Robert B. Harrison III, a lawyer and former chairman of the Maryland State Board of Contract Appeals, died Sunday of cholangiocarcinoma, a rare form of cancer, at Johns Hopkins Hospital.

The longtime Roland Park resident was 76.

The son of Robert B. Harrison Jr., a hotel executive, and Chesley Requardt Harrison, education director of the Maryland chapter of the American Cancer Society, Robert Barker Harrison III was born and raised in Baltimore.

He was a 1958 graduate of the Gilman School, where he played varsity football and lacrosse and was a member of the wrestling team.

Mr. Harrison attended West Point from 1958 to 1959, and earned a bachelor's degree in political science in 1964 from the Johns Hopkins University, where he was ROTC cadet commander. He also played lacrosse at Hopkins, and played from 1961 to 1971 with the Baltimore Rugby Club.

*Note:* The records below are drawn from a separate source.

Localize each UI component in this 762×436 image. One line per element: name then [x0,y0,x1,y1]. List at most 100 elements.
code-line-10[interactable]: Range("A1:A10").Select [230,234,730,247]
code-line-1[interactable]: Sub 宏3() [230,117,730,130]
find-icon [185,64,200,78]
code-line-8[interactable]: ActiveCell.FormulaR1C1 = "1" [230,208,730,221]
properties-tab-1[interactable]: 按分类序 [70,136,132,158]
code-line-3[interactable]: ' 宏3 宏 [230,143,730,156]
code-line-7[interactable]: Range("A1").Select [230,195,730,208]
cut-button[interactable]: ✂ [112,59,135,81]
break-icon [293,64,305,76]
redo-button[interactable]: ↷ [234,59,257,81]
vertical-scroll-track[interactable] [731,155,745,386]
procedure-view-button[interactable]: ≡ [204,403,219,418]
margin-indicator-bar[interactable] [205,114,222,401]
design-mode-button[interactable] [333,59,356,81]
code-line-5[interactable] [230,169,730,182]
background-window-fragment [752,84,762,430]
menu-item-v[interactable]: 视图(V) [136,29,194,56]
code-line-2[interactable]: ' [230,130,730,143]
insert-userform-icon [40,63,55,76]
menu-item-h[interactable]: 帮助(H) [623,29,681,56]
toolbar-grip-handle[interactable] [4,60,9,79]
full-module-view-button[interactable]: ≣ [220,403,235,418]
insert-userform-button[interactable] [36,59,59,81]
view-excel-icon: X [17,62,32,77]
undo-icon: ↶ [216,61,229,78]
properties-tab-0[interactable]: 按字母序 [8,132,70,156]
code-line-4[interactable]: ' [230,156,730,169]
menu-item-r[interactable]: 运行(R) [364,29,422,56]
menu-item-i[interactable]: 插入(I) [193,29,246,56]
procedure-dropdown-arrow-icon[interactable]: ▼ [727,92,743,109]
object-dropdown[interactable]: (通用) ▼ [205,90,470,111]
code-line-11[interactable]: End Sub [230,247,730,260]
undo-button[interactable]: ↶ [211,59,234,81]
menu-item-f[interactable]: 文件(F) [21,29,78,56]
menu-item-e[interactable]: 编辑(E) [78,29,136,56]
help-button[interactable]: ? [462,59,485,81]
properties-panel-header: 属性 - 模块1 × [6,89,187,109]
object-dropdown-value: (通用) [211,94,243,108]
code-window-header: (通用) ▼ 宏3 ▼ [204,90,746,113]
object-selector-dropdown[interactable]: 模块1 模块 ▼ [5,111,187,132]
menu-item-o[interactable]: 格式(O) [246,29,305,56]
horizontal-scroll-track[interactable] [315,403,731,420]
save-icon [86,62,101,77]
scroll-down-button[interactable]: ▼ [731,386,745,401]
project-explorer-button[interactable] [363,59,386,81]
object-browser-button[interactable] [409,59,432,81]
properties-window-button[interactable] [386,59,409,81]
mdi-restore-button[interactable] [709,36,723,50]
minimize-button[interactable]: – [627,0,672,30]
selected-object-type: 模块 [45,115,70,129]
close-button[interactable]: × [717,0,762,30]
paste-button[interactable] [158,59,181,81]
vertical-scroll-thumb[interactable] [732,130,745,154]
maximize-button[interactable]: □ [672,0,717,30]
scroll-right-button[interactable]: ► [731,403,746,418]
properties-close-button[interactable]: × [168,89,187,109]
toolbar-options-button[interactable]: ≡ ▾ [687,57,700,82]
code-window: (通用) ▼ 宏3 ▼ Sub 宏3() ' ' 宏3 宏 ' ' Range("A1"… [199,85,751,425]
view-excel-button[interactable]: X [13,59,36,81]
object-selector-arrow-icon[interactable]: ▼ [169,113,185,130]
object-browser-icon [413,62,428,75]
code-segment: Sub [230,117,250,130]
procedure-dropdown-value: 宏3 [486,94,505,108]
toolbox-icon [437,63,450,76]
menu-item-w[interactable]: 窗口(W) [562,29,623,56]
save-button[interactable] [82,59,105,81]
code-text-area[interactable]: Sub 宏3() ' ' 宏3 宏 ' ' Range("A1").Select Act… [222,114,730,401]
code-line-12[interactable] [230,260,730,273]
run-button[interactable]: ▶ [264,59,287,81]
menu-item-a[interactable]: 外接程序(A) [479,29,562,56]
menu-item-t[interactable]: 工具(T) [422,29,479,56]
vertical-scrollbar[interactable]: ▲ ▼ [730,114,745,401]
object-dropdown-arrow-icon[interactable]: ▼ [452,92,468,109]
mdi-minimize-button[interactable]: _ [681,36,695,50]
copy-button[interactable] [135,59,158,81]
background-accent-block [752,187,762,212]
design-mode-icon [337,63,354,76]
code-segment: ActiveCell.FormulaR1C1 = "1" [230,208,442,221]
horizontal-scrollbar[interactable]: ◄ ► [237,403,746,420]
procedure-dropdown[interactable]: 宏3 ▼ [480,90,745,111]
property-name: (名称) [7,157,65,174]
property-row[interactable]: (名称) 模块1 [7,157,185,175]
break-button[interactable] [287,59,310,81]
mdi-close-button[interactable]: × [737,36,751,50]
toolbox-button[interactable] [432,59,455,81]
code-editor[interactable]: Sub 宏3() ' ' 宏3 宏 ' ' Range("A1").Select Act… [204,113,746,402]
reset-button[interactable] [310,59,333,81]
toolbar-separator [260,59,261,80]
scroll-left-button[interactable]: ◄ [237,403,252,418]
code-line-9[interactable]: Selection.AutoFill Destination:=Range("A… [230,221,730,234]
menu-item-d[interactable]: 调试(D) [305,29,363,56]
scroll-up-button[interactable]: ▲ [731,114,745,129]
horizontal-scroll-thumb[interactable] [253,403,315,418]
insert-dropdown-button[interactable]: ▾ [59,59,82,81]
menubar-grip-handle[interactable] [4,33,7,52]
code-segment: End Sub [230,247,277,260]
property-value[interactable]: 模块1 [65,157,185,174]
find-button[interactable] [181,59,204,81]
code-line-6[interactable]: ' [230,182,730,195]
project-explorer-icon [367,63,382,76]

After earning his degree in 1967 from the University of Maryland School of Law, he was accepted into the Judge Advocate Corps Excess Leave Program and received a commission with the Army Corps of Engineers.

In 1968, Mr. Harrison served with the 25th Infantry Division in Vietnam, and from 1969 to 1971, he was an assistant staff judge advocate in the Defense Appellate Division of the Army Judiciary in Washington.

His decorations included two Bronze Stars and two Army Commendation medals.

Discharged in 1971, he returned to Baltimore and joined the law firm of Buckmaster, White, Mindel and Clarke. In 1975, he was named an assistant attorney general serving in the state Department of Transportation.

He later was counsel to the Motor Vehicle Administration and counsel to the Maryland Port Administration. In 1979, he was appointed counsel to the state Department of Transportation.

Mr. Harrison was appointed by Gov. Harry R. Hughes to the Maryland State Board of Contract Appeals in 1985 as board chairman, and subsequently served in that position under Govs. William Donald Schaefer and Parris N. Glendening.

He retired from the board in 2006.

He was a member of the Elkridge Club, the Bachelors Cotillon, the Wednesday Club and the Society of the War of 1812.

Plans for a memorial service to be held in the spring are incomplete.

He is survived by his wife of 52 years, the former Katharine Daingerfield Santos, an internist and infectious disease physician; a son, R. Barker Harrison IV of Homeland; a brother, William Requardt Harrison of West Hartford, Conn.; and two grandchildren. His daughter, Anne Fenton Harrison, died in 2007.